Research article

An intraductal human-in-mouse transplantation model mimics the subtypes of ductal carcinoma in situ

Fariba Behbod¹ , Frances S Kittrell² , Heather LaMarca² , David Edwards² , Sofia Kerbawy¹ , Jessica C Heestand² , Evelin Young² , Purna Mukhopadhyay³ , Hung-Wen Yeh³ , D Craig Allred⁴ , Min Hu⁵ , Kornelia Polyak⁵ , Jeffrey M Rosen² and Daniel Medina²

¹  Department of Pathology and Laboratory Medicine, The University of Kansas Medical Center, 3901 Rainbow Blvd., Kansas City, KS 66160, USA

²  Department of Molecular and Cellular Biology, Baylor College of Medicine, One Baylor Plaza, Houston, TX 77030, USA

³  Department of Biostatistics, The University of Kansas Medical Center, 3901 Rainbow Blvd., Kansas City, KS 66160, USA

⁴  Department of Pathology and Immunology, Washington University School of Medicine, 660 S. Euclid Ave., Campus Box 8118, St.

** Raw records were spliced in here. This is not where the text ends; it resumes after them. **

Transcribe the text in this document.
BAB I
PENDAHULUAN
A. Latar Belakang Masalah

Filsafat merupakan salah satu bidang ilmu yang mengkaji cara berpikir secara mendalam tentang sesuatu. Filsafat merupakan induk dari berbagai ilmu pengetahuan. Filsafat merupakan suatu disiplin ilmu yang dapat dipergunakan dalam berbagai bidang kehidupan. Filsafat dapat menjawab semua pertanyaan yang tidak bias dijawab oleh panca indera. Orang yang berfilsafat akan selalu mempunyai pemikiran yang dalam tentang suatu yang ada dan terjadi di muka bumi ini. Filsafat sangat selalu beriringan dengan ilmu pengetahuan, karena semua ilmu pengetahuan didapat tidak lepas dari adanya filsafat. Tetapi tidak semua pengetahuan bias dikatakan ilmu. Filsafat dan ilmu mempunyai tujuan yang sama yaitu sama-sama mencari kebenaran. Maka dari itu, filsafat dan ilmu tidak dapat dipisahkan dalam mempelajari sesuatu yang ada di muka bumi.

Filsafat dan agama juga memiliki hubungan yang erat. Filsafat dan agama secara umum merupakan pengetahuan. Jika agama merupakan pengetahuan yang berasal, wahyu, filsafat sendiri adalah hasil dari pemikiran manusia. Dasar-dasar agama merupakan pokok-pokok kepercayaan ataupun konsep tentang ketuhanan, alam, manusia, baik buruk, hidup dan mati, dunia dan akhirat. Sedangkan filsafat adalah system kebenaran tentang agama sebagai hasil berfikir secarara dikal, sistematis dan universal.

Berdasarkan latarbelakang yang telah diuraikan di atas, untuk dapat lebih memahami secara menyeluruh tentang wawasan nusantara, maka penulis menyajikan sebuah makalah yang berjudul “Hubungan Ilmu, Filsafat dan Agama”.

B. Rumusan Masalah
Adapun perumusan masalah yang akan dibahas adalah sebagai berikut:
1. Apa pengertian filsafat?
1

Louis, MO 63110, USA

⁵  Department of Medical Oncology, Dana-Farber Cancer Institute and Harvard Medical School, 44 Binney Street, Dana 740C, Boston, MA 02115, USA

author email corresponding author email

Breast Cancer Research 2009, 11:R66doi:10.1186/bcr2358

Published:	7 September 2009

Abstract

Introduction

Human models of noninvasive breast tumors are limited, and the existing in vivo models do not mimic inter- and intratumoral heterogeneity. Ductal carcinoma in situ (DCIS) is the most common type (80%) of noninvasive breast lesions. The aim of this study was to develop an in vivo model whereby the natural progression of human DCIS might be reproduced and studied. To accomplish this goal, the intraductal human-in-mouse (HIM) transplantation model was developed. The resulting models, which mimicked some of the diversity of human noninvasive breast cancers in vivo, were used to show whether subtypes of human DCIS might contain distinct subpopulations of tumor-initiating cells.

Methods

The intraductal models were established by injection of human DCIS cell lines (MCF10DCIS.COM and SUM-225), as well as cells derived from a primary human DCIS (FSK-H7), directly into the primary mouse mammary ducts via cleaved nipple. Six to eight weeks after injections, whole-mount, hematoxylin and eosin, and immunofluorescence staining were performed to evaluate the type and extent of growth of the DCIS-like lesions. To identify tumor-initiating cells, putative human breast stem/progenitor subpopulations were sorted from MCF10DCIS.COM and SUM-225 with flow cytometry, and their in vivo growth fractions were compared with the Fisher's Exact test.

Results

Human DCIS cells initially grew within the mammary ducts, followed by progression to invasion in some cases into the stroma. The lesions were histologically almost identical to those of clinical human DCIS. This method was successful for growing DCIS cell lines (MCF10DCIS.COM and SUM-225) as well as a primary human DCIS (FSK-H7). MCF10DCIS.COM represented a basal-like DCIS model, whereas SUM-225 and FSK-H7 cells were models for HER-2⁺ DCIS. With this approach, we showed that various subtypes of human DCIS appeared to contain distinct subpopulations of tumor-initiating cells.

Conclusions

The intraductal HIM transplantation model provides an invaluable tool that mimics human breast heterogeneity at the noninvasive stages and allows the study of the distinct molecular and cellular mechanisms of breast cancer progression.